Motorola Solutions Inc. agreed to pay $200 million to settle a 2007 investor lawsuit co-led by two Michigan pension plans that accused the company of overstating its sales prospects.
The agreement with the company, which was formerly known as Motorola Inc., must still be approved by U.S. District Court Judge Amy St. Eve, who was scheduled to preside over a trial starting April 9 in Chicago.
Stockholder Eric Silverman initially alleged that then-Motorola Inc. CEO Edward Zander and other officers had told investors to expect strong sales growth in the last quarter of 2006.
The lead plaintiffs in the case are the $784 million Macomb County Employees Retirement System, Mount Clemens, Mich., and the $1.1 million St. Clair Shores (Mich.) Police and Fire Pension System. The asset size of the St. Clair Shores pension plan could not be learned by press time.
When the suit was filed in August 2007 amid declining sales, Motorola had fallen from the world’s second-biggest mobile phone maker to third.
“The settlement represents an extraordinary recovery for investors in a case where there was no financial restatement” or an investigation by the SEC, the plaintiffs’ attorney, Samuel Rudman of law firm Robbins Geller Rudman & Dowd, said in a statement.
The parties to the lawsuit have asked Ms. St. Eve to hold a hearing Feb. 16 to consider preliminary approval of the accord.
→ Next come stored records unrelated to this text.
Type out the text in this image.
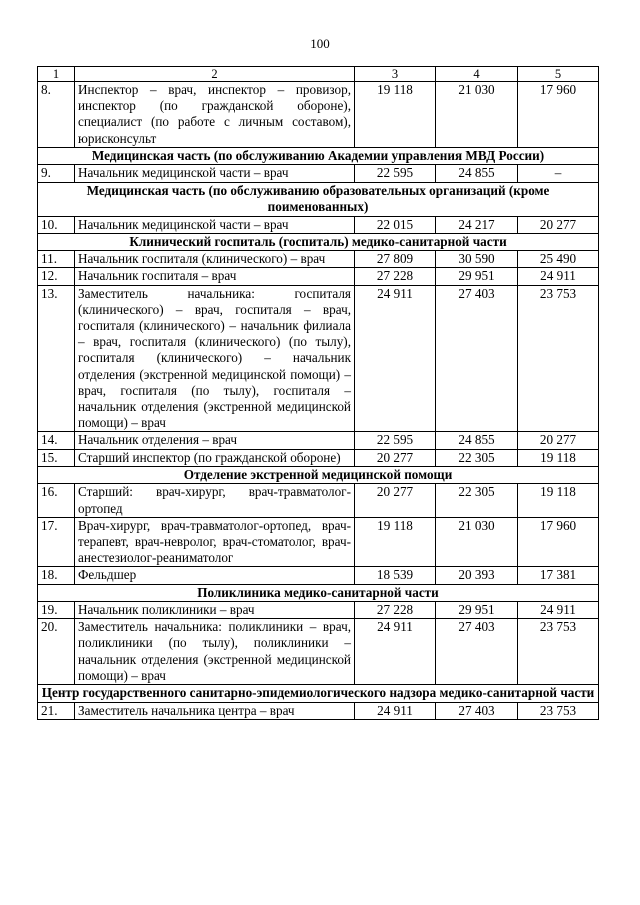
100
1	2	3	4	5
8.	Инспектор – врач, инспектор – провизор, инспектор (по гражданской обороне), специалист (по работе с личным составом), юрисконсульт	19 118	21 030	17 960
Медицинская часть (по обслуживанию Академии управления МВД России)				
9.	Начальник медицинской части – врач	22 595	24 855	–
Медицинская часть (по обслуживанию образовательных организаций (кроме поименованных)				
10.	Начальник медицинской части – врач	22 015	24 217	20 277
Клинический госпиталь (госпиталь) медико-санитарной части				
11.	Начальник госпиталя (клинического) – врач	27 809	30 590	25 490
12.	Начальник госпиталя – врач	27 228	29 951	24 911
13.	Заместитель начальника: госпиталя (клинического) – врач, госпиталя – врач, госпиталя (клинического) – начальник филиала – врач, госпиталя (клинического) (по тылу), госпиталя (клинического) – начальник отделения (экстренной медицинской помощи) – врач, госпиталя (по тылу), госпиталя – начальник отделения (экстренной медицинской помощи) – врач	24 911	27 403	23 753
14.	Начальник отделения – врач	22 595	24 855	20 277
15.	Старший инспектор (по гражданской обороне)	20 277	22 305	19 118
Отделение экстренной медицинской помощи				
16.	Старший: врач-хирург, врач-травматолог-ортопед	20 277	22 305	19 118
17.	Врач-хирург, врач-травматолог-ортопед, врач-терапевт, врач-невролог, врач-стоматолог, врач-анестезиолог-реаниматолог	19 118	21 030	17 960
18.	Фельдшер	18 539	20 393	17 381
Поликлиника медико-санитарной части				
19.	Начальник поликлиники – врач	27 228	29 951	24 911
20.	Заместитель начальника: поликлиники – врач, поликлиники (по тылу), поликлиники – начальник отделения (экстренной медицинской помощи) – врач	24 911	27 403	23 753
Центр государственного санитарно-эпидемиологического надзора медико-санитарной части				
21.	Заместитель начальника центра – врач	24 911	27 403	23 753
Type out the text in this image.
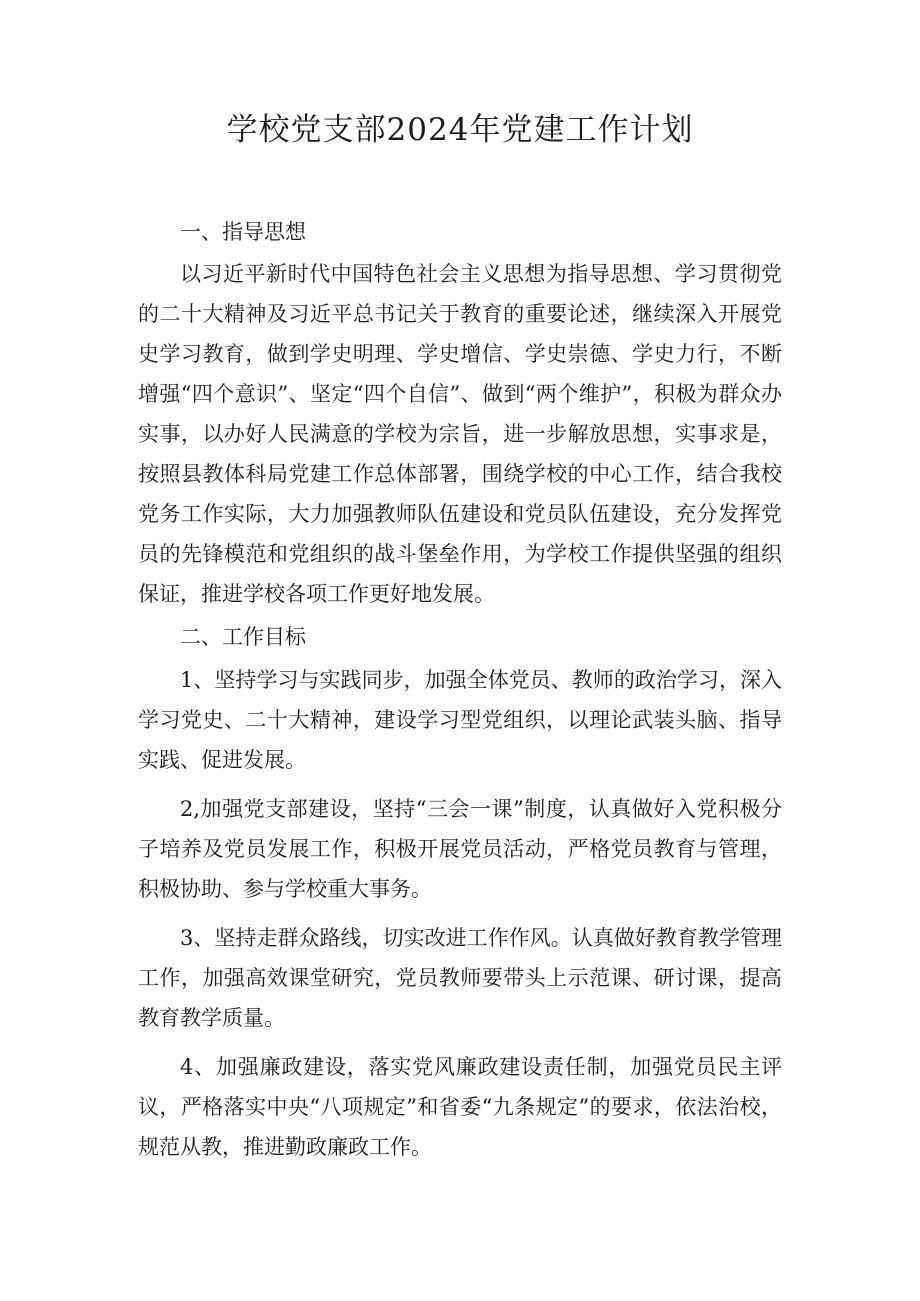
学校党支部2024年党建工作计划

一、指导思想

以习近平新时代中国特色社会主义思想为指导思想、学习贯彻党的二十大精神及习近平总书记关于教育的重要论述，继续深入开展党史学习教育，做到学史明理、学史增信、学史崇德、学史力行，不断增强“四个意识”、坚定“四个自信”、做到“两个维护”，积极为群众办实事，以办好人民满意的学校为宗旨，进一步解放思想，实事求是，按照县教体科局党建工作总体部署，围绕学校的中心工作，结合我校党务工作实际，大力加强教师队伍建设和党员队伍建设，充分发挥党员的先锋模范和党组织的战斗堡垒作用，为学校工作提供坚强的组织保证，推进学校各项工作更好地发展。

二、工作目标

1、坚持学习与实践同步，加强全体党员、教师的政治学习，深入学习党史、二十大精神，建设学习型党组织，以理论武装头脑、指导实践、促进发展。

2,加强党支部建设，坚持“三会一课”制度，认真做好入党积极分子培养及党员发展工作，积极开展党员活动，严格党员教育与管理，积极协助、参与学校重大事务。

3、坚持走群众路线，切实改进工作作风。认真做好教育教学管理工作，加强高效课堂研究，党员教师要带头上示范课、研讨课，提高教育教学质量。

4、加强廉政建设，落实党风廉政建设责任制，加强党员民主评议，严格落实中央“八项规定”和省委“九条规定”的要求，依法治校，规范从教，推进勤政廉政工作。
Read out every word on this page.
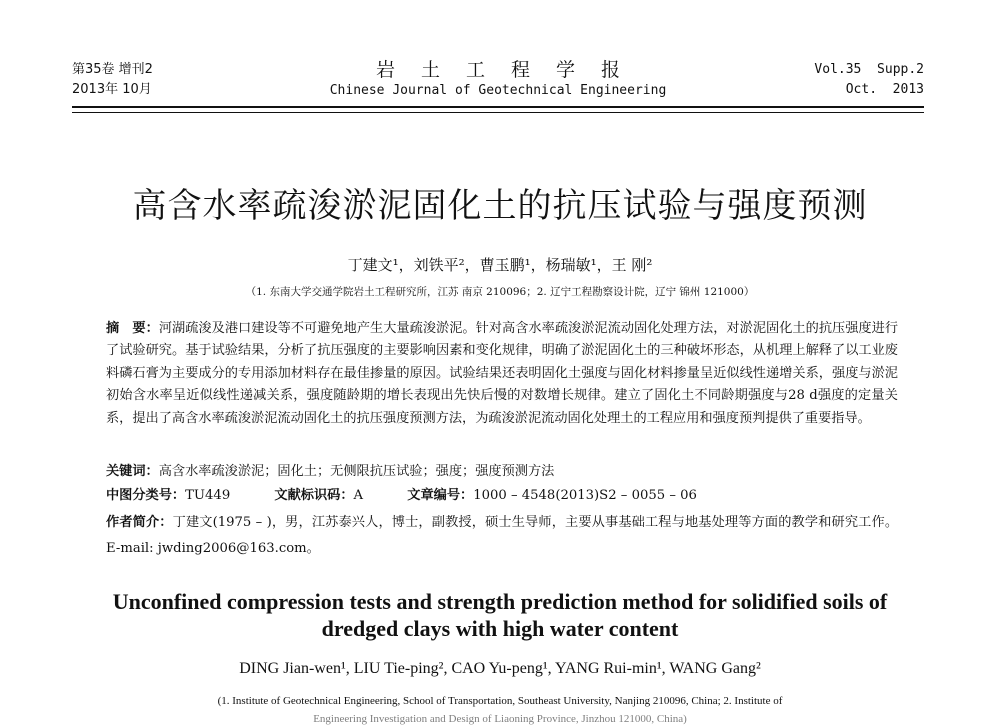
第35卷 增刊2
2013年 10月
岩土工程学报
Chinese Journal of Geotechnical Engineering
Vol.35  Supp.2
Oct.  2013
高含水率疏浚淤泥固化土的抗压试验与强度预测
丁建文¹，刘铁平²，曹玉鹏¹，杨瑞敏¹，王 刚²
（1. 东南大学交通学院岩土工程研究所，江苏 南京 210096；2. 辽宁工程勘察设计院，辽宁 锦州 121000）

摘　要：河湖疏浚及港口建设等不可避免地产生大量疏浚淤泥。针对高含水率疏浚淤泥流动固化处理方法，对淤泥固化土的抗压强度进行了试验研究。基于试验结果，分析了抗压强度的主要影响因素和变化规律，明确了淤泥固化土的三种破坏形态，从机理上解释了以工业废料磷石膏为主要成分的专用添加材料存在最佳掺量的原因。试验结果还表明固化土强度与固化材料掺量呈近似线性递增关系，强度与淤泥初始含水率呈近似线性递减关系，强度随龄期的增长表现出先快后慢的对数增长规律。建立了固化土不同龄期强度与28 d强度的定量关系，提出了高含水率疏浚淤泥流动固化土的抗压强度预测方法，为疏浚淤泥流动固化处理土的工程应用和强度预判提供了重要指导。

关键词：高含水率疏浚淤泥；固化土；无侧限抗压试验；强度；强度预测方法
中图分类号：TU449	文献标识码：A	文章编号：1000 – 4548(2013)S2 – 0055 – 06
作者简介：丁建文(1975 – )，男，江苏泰兴人，博士，副教授，硕士生导师，主要从事基础工程与地基处理等方面的教学和研究工作。E-mail: jwding2006@163.com。
Unconfined compression tests and strength prediction method for solidified soils of dredged clays with high water content
DING Jian-wen¹, LIU Tie-ping², CAO Yu-peng¹, YANG Rui-min¹, WANG Gang²
(1. Institute of Geotechnical Engineering, School of Transportation, Southeast University, Nanjing 210096, China; 2. Institute of
Engineering Investigation and Design of Liaoning Province, Jinzhou 121000, China)
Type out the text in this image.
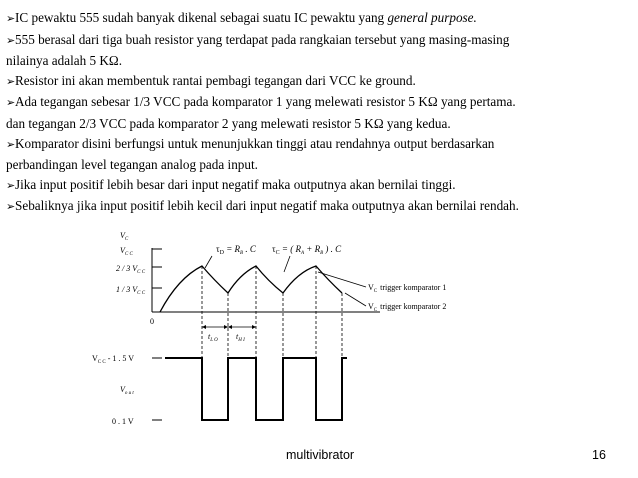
➢IC pewaktu 555 sudah banyak dikenal sebagai suatu IC pewaktu yang general purpose.

➢555 berasal dari tiga buah resistor yang terdapat pada rangkaian tersebut yang masing-masing

nilainya adalah 5 KΩ.

➢Resistor ini akan membentuk rantai pembagi tegangan dari VCC ke ground.

➢Ada tegangan sebesar 1/3 VCC pada komparator 1 yang melewati resistor 5 KΩ yang pertama.

dan tegangan 2/3 VCC pada komparator 2 yang melewati resistor 5 KΩ yang kedua.

➢Komparator disini berfungsi untuk menunjukkan tinggi atau rendahnya output berdasarkan

perbandingan level tegangan analog pada input.

➢Jika input positif lebih besar dari input negatif maka outputnya akan bernilai tinggi.

➢Sebaliknya jika input positif lebih kecil dari input negatif maka outputnya akan bernilai rendah.

$V_C$
$V_{C C}$
2 / 3 $V_{C C}$
1 / 3 $V_{C C}$
0
$\tau_D = R_B$ . C $\tau_C$ = ( $R_A + R_B$ ) . C
$V_C$ trigger komparator 1
$V_C$ trigger komparator 2
$t_{L O}$ $t_{H I}$
$V_{C C} - 1$ . 5 V
$V_{o u t}$
0 . 1 V
multivibrator	16
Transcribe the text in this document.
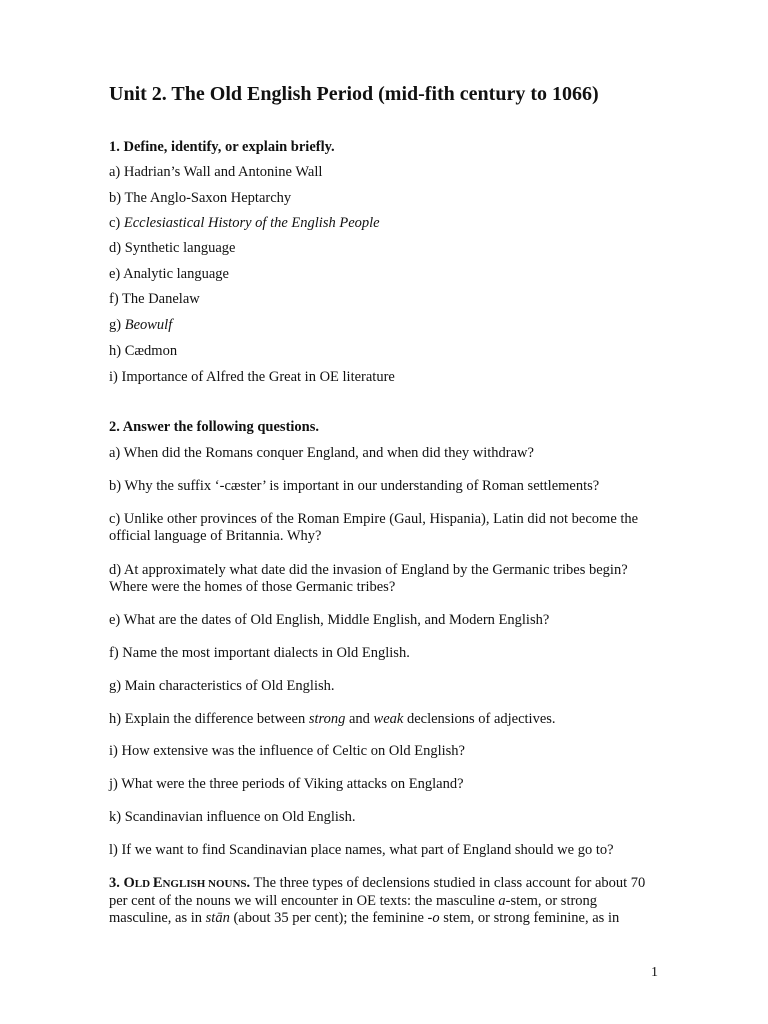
Unit 2. The Old English Period (mid-fith century to 1066)
1. Define, identify, or explain briefly.
a) Hadrian’s Wall and Antonine Wall
b) The Anglo-Saxon Heptarchy
c) Ecclesiastical History of the English People
d) Synthetic language
e) Analytic language
f) The Danelaw
g) Beowulf
h) Cædmon
i) Importance of Alfred the Great in OE literature
2. Answer the following questions.
a) When did the Romans conquer England, and when did they withdraw?
b) Why the suffix ‘-cæster’ is important in our understanding of Roman settlements?
c) Unlike other provinces of the Roman Empire (Gaul, Hispania), Latin did not become the official language of Britannia. Why?
d) At approximately what date did the invasion of England by the Germanic tribes begin? Where were the homes of those Germanic tribes?
e) What are the dates of Old English, Middle English, and Modern English?
f) Name the most important dialects in Old English.
g) Main characteristics of Old English.
h) Explain the difference between strong and weak declensions of adjectives.
i) How extensive was the influence of Celtic on Old English?
j) What were the three periods of Viking attacks on England?
k) Scandinavian influence on Old English.
l) If we want to find Scandinavian place names, what part of England should we go to?
3. OLD ENGLISH NOUNS. The three types of declensions studied in class account for about 70 per cent of the nouns we will encounter in OE texts: the masculine a-stem, or strong masculine, as in stān (about 35 per cent); the feminine -o stem, or strong feminine, as in
1
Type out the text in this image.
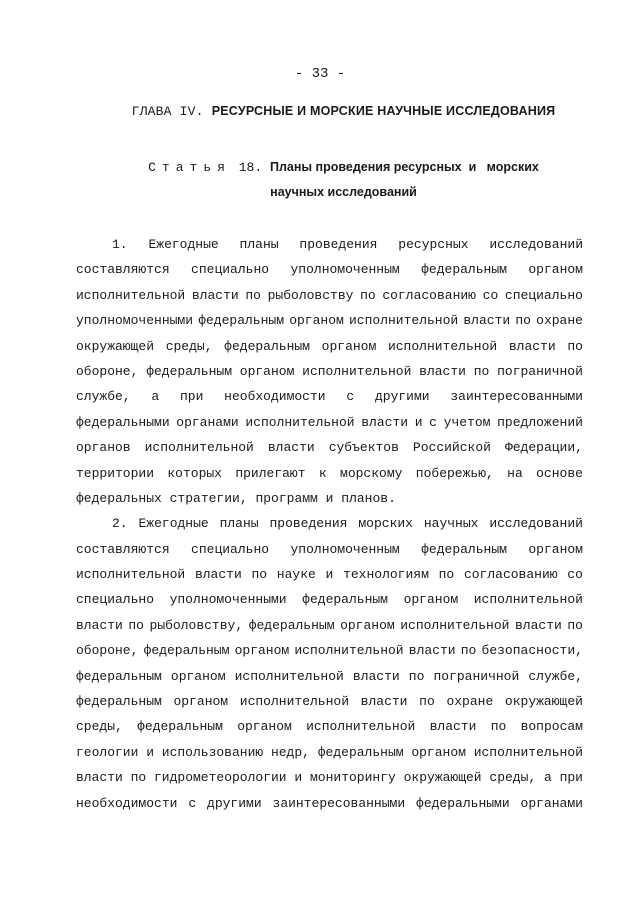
- 33 -
ГЛАВА IV. РЕСУРСНЫЕ И МОРСКИЕ НАУЧНЫЕ ИССЛЕДОВАНИЯ
Статья 18. Планы проведения ресурсных  и   морских
научных исследований
1. Ежегодные планы проведения ресурсных исследований
составляются специально уполномоченным федеральным органом
исполнительной власти по рыболовству по согласованию со специально
уполномоченными федеральным органом исполнительной власти по охране
окружающей среды, федеральным органом исполнительной власти по
обороне, федеральным органом исполнительной власти по пограничной
службе, а при необходимости с другими заинтересованными
федеральными органами исполнительной власти и с учетом предложений
органов исполнительной власти субъектов Российской Федерации,
территории которых прилегают к морскому побережью, на основе
федеральных стратегии, программ и планов.
2. Ежегодные планы проведения морских научных исследований
составляются специально уполномоченным федеральным органом
исполнительной власти по науке и технологиям по согласованию со
специально уполномоченными федеральным органом исполнительной
власти по рыболовству, федеральным органом исполнительной власти по
обороне, федеральным органом исполнительной власти по безопасности,
федеральным органом исполнительной власти по пограничной службе,
федеральным органом исполнительной власти по охране окружающей
среды, федеральным органом исполнительной власти по вопросам
геологии и использованию недр, федеральным органом исполнительной
власти по гидрометеорологии и мониторингу окружающей среды, а при
необходимости с другими заинтересованными федеральными органами
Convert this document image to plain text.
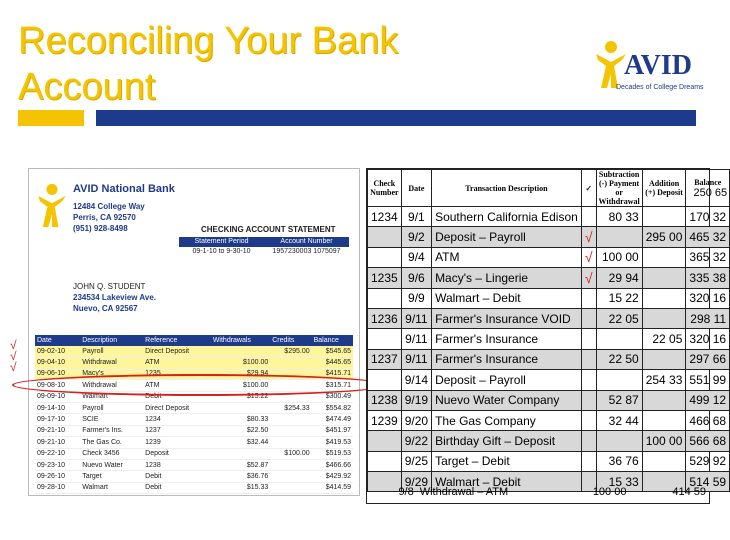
Reconciling Your Bank
Account
AVID
Decades of College Dreams
AVID National Bank
12484 College Way
Perris, CA 92570
(951) 928-8498	CHECKING ACCOUNT STATEMENT
Statement Period	Account Number
09-1-10 to 9-30-10	1957230003 1075097
JOHN Q. STUDENT
234534 Lakeview Ave.
Nuevo, CA 92567
Date	Description	Reference	Withdrawals	Credits	Balance
09-02-10	Payroll	Direct Deposit		$295.00	$545.65
09-04-10	Withdrawal	ATM	$100.00		$445.65
09-06-10	Macy's	1235	$29.94		$415.71
09-08-10	Withdrawal	ATM	$100.00		$315.71
09-09-10	Walmart	Debit	$15.22		$300.49
09-14-10	Payroll	Direct Deposit		$254.33	$554.82
09-17-10	SCIE	1234	$80.33		$474.49
09-21-10	Farmer's Ins.	1237	$22.50		$451.97
09-21-10	The Gas Co.	1239	$32.44		$419.53
09-22-10	Check 3456	Deposit		$100.00	$519.53
09-23-10	Nuevo Water	1238	$52.87		$466.66
09-26-10	Target	Debit	$36.76		$429.92
09-28-10	Walmart	Debit	$15.33		$414.59
√
√
√
Check Number	Date	Transaction Description	✓	Subtraction (-) Payment or Withdrawal	Addition (+) Deposit	Balance
250 65

1234	9/1	Southern California Edison		80 33		170 32
	9/2	Deposit – Payroll	√		295 00	465 32
	9/4	ATM	√	100 00		365 32
1235	9/6	Macy's – Lingerie	√	29 94		335 38
	9/9	Walmart – Debit		15 22		320 16
1236	9/11	Farmer's Insurance VOID		22 05		298 11
	9/11	Farmer's Insurance			22 05	320 16
1237	9/11	Farmer's Insurance		22 50		297 66
	9/14	Deposit – Payroll			254 33	551 99
1238	9/19	Nuevo Water Company		52 87		499 12
1239	9/20	The Gas Company		32 44		466 68
	9/22	Birthday Gift – Deposit			100 00	566 68
	9/25	Target – Debit		36 76		529 92
	9/29	Walmart – Debit		15 33		514 59
9/8 Withdrawal – ATM	100 00	414 59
“We are pleased to have this behind us,” Nicholas Sweers, a Motorola Solutions spokesman, said in a telephone interview. “It removes the risk and distractions of this litigation and enables us to continue to focus on delivering mission-critical communications solutions.”
Motorola Mobility wasn’t a party to the lawsuit and isn’t contributing to the settlement, according to Mr. Sweers and Jennifer Erickson, a Motorola Mobility spokeswoman.
Mr. Sweers said the settlement would be paid for using a combination of insurance and previously booked reserves.